Mathematics 753
Partial Differentail  Equations
Syllabus

Fall 2007


Instructor: Prof. Xuefeng Wang
Office: Gibson Hall 305
Office Hour: MWF 10:00-10:50 or by appointment
Phone: 862-3451
email: xdw@math.tulane.edu

Course Description

Students are expected  to have already  known  the motivation  and background of some of the  basic PDE's (heat, wave and  Laplace equations); they are also supposed to feel comfortable with  Analysis courses (the undergraduate level Real Analysis, the graduate level Lebesgue Theory and baby Functional Analysis, though more linear and nonlinear functional analysis will be taught here when needed ).

This is the first semester of the year-long course on basic PDE theories.  The two-semester course will cover the following topics:

  Classical weak and strong maximum principles for 2nd order elliptic and parabolic equations, Hopf boundary point lemma, and their applications. Sobolev spaces, weak derivatives, approximation, density theorem,  Sobolev inequalities, Kondrachov compact imbedding.

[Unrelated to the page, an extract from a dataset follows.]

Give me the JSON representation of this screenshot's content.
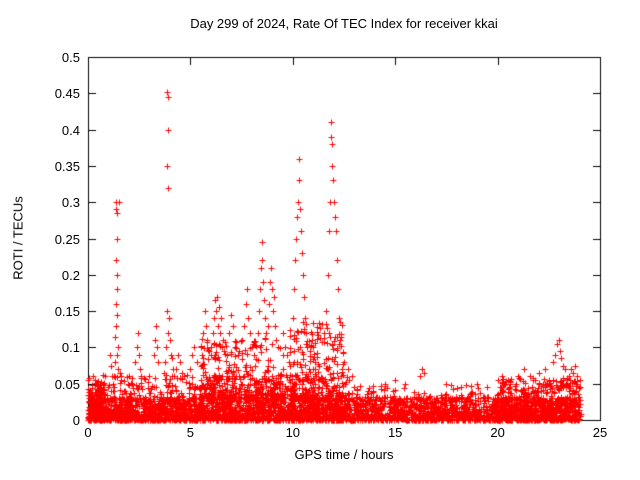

L^2 theory for second order elliptic equations, existence via Lax-Milgram Theorem, Fredholm alternative, a brief introduction to L^2 estimates, Harnack inequality, eigenexpansion. L^2 theory for second order parabolic and hyperbolic equations, existence via Galerkin method, uniqueness and regularity via energy method. Semigroup theory applied to second order parabolic and hyperbolic equations. A brief introduction to elliptic and parabolic regularity theory, the L^p and Schauder estimates.  Nonlinear elliptic equations, variational methods, method of upper and lower solutions, fixed point method, bifurcation method. Nonlinear parabolic equations, global existence, stability of steady states, traveling wave solutions. Conservation laws, Rankine-Hugoniot jump condition, uniqueness issue, entropy condition, Riemann problem for Burger's equation, p-systems.


Textbook

Partial Differential Equations, by  L. C. Evans

Reference Books



Course Grade
The semester letter grade will be given based on your performance in homework(60%) and the in-class final exam(40%).
Discussions with classmates and me on homework problems are allowed;  rephrasing other people's solutions in your own words is allowed. The in-class final exam will be a close-book one. The problems in the final exam will come solely from my examples and the homework problems.